Building of the new nursery classroom in Litisha
In October 2018, Jess Hamer visited Litisha and had many great things to say about how local members are tackling the challenges they are facing:
“The community are so motivated and are working hard to lift themselves and their children out of poverty. The group have begun giving out small loans to group members and other community members, so that they can set-up or improve their own individual businesses. They also buy products in bulk, including fabric, which community members can then buy and repay over a longer period of time with a small amount of interest. This generates income for the group and means the buyers don’t have to travel to town themselves, saving time and money. Such a small amount of funding injected into this community has made such a huge difference! This is what your support can achieve, thank you”.

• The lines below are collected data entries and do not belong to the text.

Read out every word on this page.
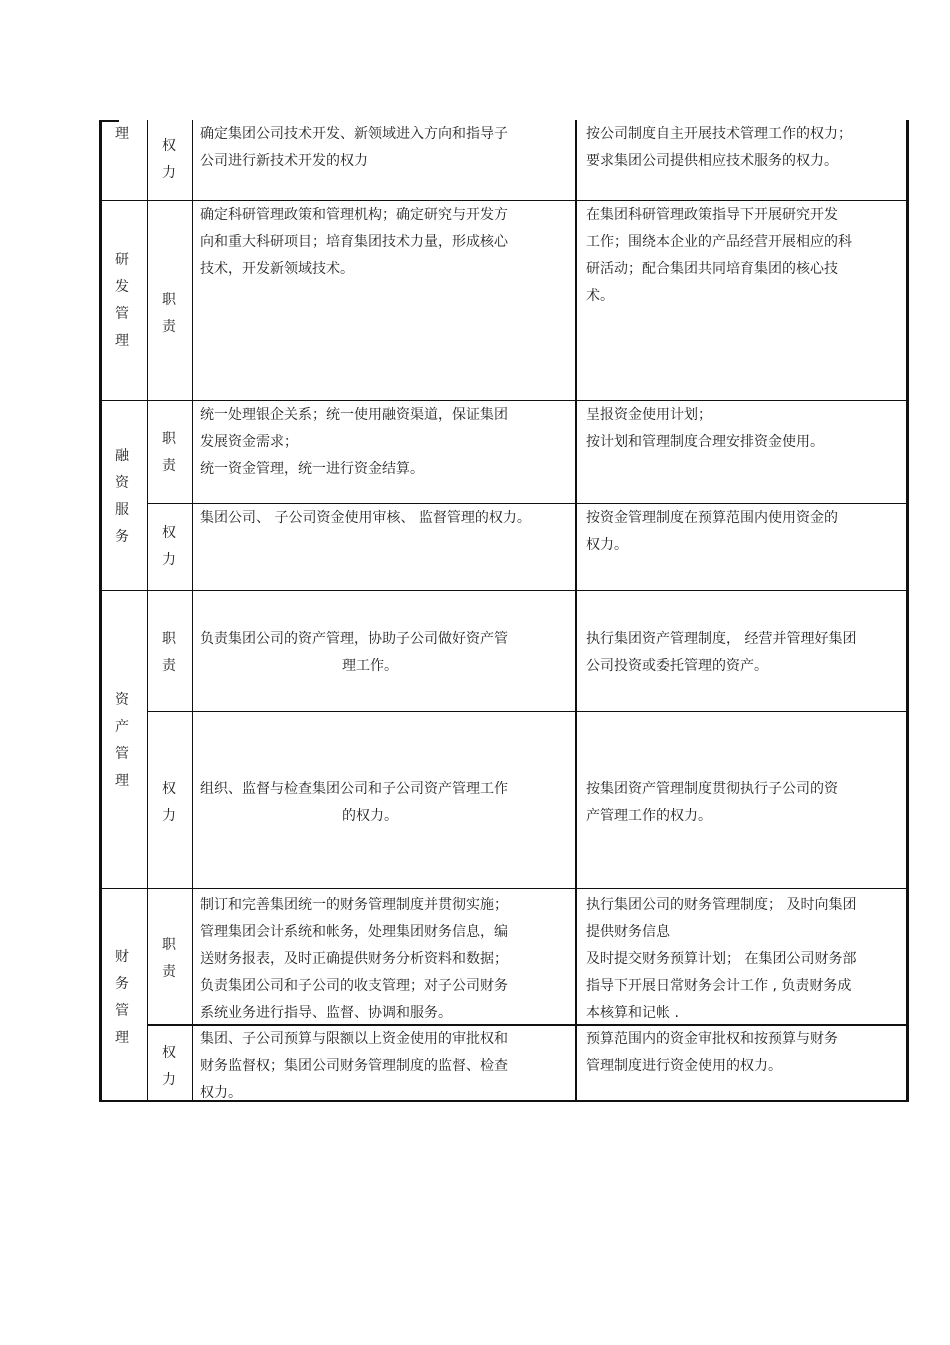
理
权
力
确定集团公司技术开发、新领域进入方向和指导子
公司进行新技术开发的权力
按公司制度自主开展技术管理工作的权力；
要求集团公司提供相应技术服务的权力。
研
发
管
理
职
责
确定科研管理政策和管理机构；确定研究与开发方
向和重大科研项目；培育集团技术力量，形成核心
技术，开发新领域技术。
在集团科研管理政策指导下开展研究开发
工作；围绕本企业的产品经营开展相应的科
研活动；配合集团共同培育集团的核心技
术。
融
资
服
务
职
责
统一处理银企关系；统一使用融资渠道，保证集团
发展资金需求；
统一资金管理，统一进行资金结算。
呈报资金使用计划；
按计划和管理制度合理安排资金使用。
权
力
集团公司、 子公司资金使用审核、 监督管理的权力。	按资金管理制度在预算范围内使用资金的
权力。
资
产
管
理
职
责
负责集团公司的资产管理，协助子公司做好资产管
理工作。
执行集团资产管理制度， 经营并管理好集团
公司投资或委托管理的资产。
权
力
组织、监督与检查集团公司和子公司资产管理工作
的权力。
按集团资产管理制度贯彻执行子公司的资
产管理工作的权力。
财
务
管
理
职
责
制订和完善集团统一的财务管理制度并贯彻实施；
管理集团会计系统和帐务，处理集团财务信息，编
送财务报表，及时正确提供财务分析资料和数据；
负责集团公司和子公司的收支管理；对子公司财务
系统业务进行指导、监督、协调和服务。
执行集团公司的财务管理制度； 及时向集团
提供财务信息
及时提交财务预算计划； 在集团公司财务部
指导下开展日常财务会计工作 , 负责财务成
本核算和记帐 .
权
力
集团、子公司预算与限额以上资金使用的审批权和
财务监督权；集团公司财务管理制度的监督、检查
权力。
预算范围内的资金审批权和按预算与财务
管理制度进行资金使用的权力。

The individuals in the group are proud of their own personal achievements too, having used their training on their own farms. Brother and sister Damas and Condrada were excited to show us their newest achievements. Damas is currently building himself a house, something which 10 years ago he never dreamt he’d be able to do, and Condrada showed us her cow and new born calf. The community have always had the skills and ambition, just a little bit of support and they’ve changed their own lives.
Damas and Condrada Fussi in 2014
COCO has also provided equipment to support disabled students attending the Litisha primary school. Such children either deaf, blind, or with mental or physical disabilities have benefitted from this initiative.

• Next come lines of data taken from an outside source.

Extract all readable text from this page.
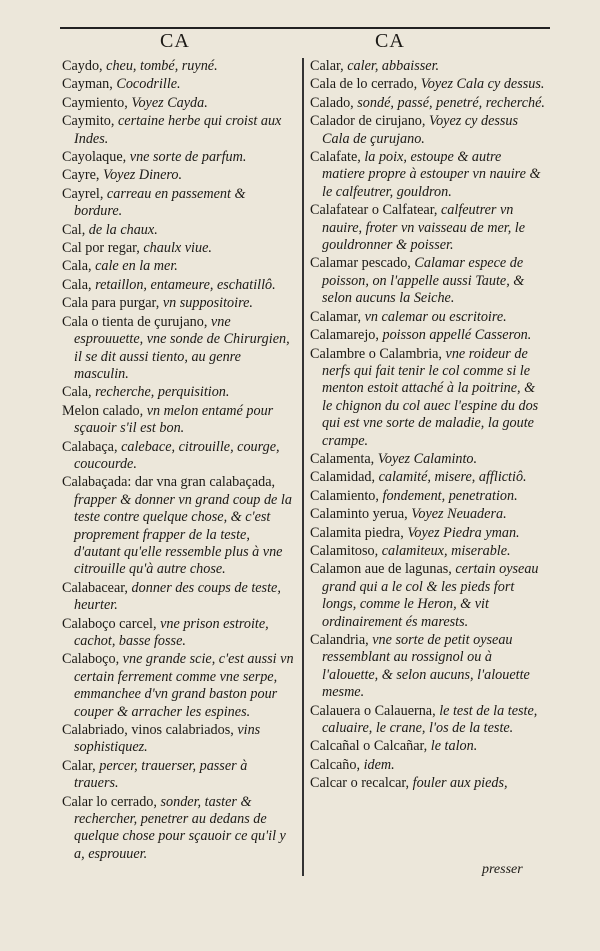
CA	CA
Caydo, cheu, tombé, ruyné.
Cayman, Cocodrille.
Caymiento, Voyez Cayda.
Caymito, certaine herbe qui croist aux Indes.
Cayolaque, vne sorte de parfum.
Cayre, Voyez Dinero.
Cayrel, carreau en passement & bordure.
Cal, de la chaux.
Cal por regar, chaulx viue.
Cala, cale en la mer.
Cala, retaillon, entameure, eschatillô.
Cala para purgar, vn suppositoire.
Cala o tienta de çurujano, vne esprouuette, vne sonde de Chirurgien, il se dit aussi tiento, au genre masculin.
Cala, recherche, perquisition.
Melon calado, vn melon entamé pour sçauoir s'il est bon.
Calabaça, calebace, citrouille, courge, coucourde.
Calabaçada: dar vna gran calabaçada, frapper & donner vn grand coup de la teste contre quelque chose, & c'est proprement frapper de la teste, d'autant qu'elle ressemble plus à vne citrouille qu'à autre chose.
Calabacear, donner des coups de teste, heurter.
Calaboço carcel, vne prison estroite, cachot, basse fosse.
Calaboço, vne grande scie, c'est aussi vn certain ferrement comme vne serpe, emmanchee d'vn grand baston pour couper & arracher les espines.
Calabriado, vinos calabriados, vins sophistiquez.
Calar, percer, trauerser, passer à trauers.
Calar lo cerrado, sonder, taster & rechercher, penetrer au dedans de quelque chose pour sçauoir ce qu'il y a, esprouuer.
Calar, caler, abbaisser.
Cala de lo cerrado, Voyez Cala cy dessus.
Calado, sondé, passé, penetré, recherché.
Calador de cirujano, Voyez cy dessus Cala de çurujano.
Calafate, la poix, estoupe & autre matiere propre à estouper vn nauire & le calfeutrer, gouldron.
Calafatear o Calfatear, calfeutrer vn nauire, froter vn vaisseau de mer, le gouldronner & poisser.
Calamar pescado, Calamar espece de poisson, on l'appelle aussi Taute, & selon aucuns la Seiche.
Calamar, vn calemar ou escritoire.
Calamarejo, poisson appellé Casseron.
Calambre o Calambria, vne roideur de nerfs qui fait tenir le col comme si le menton estoit attaché à la poitrine, & le chignon du col auec l'espine du dos qui est vne sorte de maladie, la goute crampe.
Calamenta, Voyez Calaminto.
Calamidad, calamité, misere, afflictiô.
Calamiento, fondement, penetration.
Calaminto yerua, Voyez Neuadera.
Calamita piedra, Voyez Piedra yman.
Calamitoso, calamiteux, miserable.
Calamon aue de lagunas, certain oyseau grand qui a le col & les pieds fort longs, comme le Heron, & vit ordinairement és marests.
Calandria, vne sorte de petit oyseau ressemblant au rossignol ou à l'alouette, & selon aucuns, l'alouette mesme.
Calauera o Calauerna, le test de la teste, caluaire, le crane, l'os de la teste.
Calcañal o Calcañar, le talon.
Calcaño, idem.
Calcar o recalcar, fouler aux pieds,
presser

Other beneficiaries of COCO’s community-led projects have been the MLASEO project, where, to further develop our work, small loans were distributed to parents in the community, to enable the establishment of microbusinesses to boost household income. One of our latest community-led projects in Bwayi, Kenya, aims to the resemble the success of these projects.
The importance of community-led development is clearly evident; it allows for long-term, sustainable and self-driven improvement of a variety of interlinked social and economic issues and allows for the achievement of COCO’s secondary and tertiary goals through close supervision and support without the need for continued direct action.

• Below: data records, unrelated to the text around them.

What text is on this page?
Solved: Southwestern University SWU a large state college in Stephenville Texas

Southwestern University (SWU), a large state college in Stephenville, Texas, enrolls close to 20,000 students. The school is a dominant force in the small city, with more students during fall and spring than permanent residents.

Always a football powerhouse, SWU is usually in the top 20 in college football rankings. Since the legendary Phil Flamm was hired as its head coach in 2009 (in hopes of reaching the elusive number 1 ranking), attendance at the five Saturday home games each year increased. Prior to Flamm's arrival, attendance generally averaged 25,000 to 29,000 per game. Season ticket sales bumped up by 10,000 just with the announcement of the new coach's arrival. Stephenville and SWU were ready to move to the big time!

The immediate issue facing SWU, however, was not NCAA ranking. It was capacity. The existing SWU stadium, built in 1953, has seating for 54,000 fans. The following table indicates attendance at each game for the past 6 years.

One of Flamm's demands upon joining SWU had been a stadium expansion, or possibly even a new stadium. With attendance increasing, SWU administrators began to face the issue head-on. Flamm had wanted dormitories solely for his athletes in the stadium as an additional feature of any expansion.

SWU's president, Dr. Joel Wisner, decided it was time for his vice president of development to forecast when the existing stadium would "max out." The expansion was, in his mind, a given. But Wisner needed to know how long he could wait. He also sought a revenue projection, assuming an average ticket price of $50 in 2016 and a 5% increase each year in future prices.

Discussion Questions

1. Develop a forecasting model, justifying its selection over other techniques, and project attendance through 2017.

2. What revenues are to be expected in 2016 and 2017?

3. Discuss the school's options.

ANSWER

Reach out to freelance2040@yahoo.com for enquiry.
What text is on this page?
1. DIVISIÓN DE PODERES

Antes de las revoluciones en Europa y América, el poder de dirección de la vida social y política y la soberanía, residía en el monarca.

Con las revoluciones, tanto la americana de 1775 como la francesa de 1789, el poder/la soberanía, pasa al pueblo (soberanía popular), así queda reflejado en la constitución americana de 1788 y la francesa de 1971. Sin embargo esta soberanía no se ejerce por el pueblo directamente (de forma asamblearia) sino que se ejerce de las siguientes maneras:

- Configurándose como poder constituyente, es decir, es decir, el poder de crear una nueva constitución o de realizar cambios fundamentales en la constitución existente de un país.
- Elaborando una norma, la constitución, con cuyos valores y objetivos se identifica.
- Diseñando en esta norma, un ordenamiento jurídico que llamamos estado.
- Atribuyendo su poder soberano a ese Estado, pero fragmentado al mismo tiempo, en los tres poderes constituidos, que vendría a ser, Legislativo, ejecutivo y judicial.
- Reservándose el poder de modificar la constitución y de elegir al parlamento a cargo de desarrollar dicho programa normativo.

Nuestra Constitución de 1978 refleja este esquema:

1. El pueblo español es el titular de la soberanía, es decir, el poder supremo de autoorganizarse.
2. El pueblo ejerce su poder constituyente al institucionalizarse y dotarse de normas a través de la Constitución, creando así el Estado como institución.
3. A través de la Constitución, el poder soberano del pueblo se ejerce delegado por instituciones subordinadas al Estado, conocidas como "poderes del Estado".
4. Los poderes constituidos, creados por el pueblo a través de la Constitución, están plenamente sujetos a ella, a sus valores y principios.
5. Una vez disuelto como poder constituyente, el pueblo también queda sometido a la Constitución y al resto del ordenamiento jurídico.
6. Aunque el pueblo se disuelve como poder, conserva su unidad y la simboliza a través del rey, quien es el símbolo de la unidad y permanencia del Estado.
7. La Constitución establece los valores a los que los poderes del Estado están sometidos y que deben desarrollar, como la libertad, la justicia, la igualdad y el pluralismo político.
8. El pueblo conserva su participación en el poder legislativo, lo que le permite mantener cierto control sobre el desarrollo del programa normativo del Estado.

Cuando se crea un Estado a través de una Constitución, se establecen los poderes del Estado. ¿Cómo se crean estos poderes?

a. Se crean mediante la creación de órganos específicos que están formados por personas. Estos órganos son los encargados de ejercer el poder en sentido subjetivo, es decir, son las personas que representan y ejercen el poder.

Overall, such projects have achieved several of COCO’s key goals- primarily addressing the issue of food scarcity but also reducing poverty and improving educational opportunity. Because the work has been community-led, progress can continue far beyond the scope of what COCO itself could achieve. The journey to self-reliance arguably starts with community-led development and that’s why all COCO’s programmes are led and owned by local communities. This allows local members to “learn by doing”, generating a self-reliant attitude, enabling them to flourish and drive economic growth.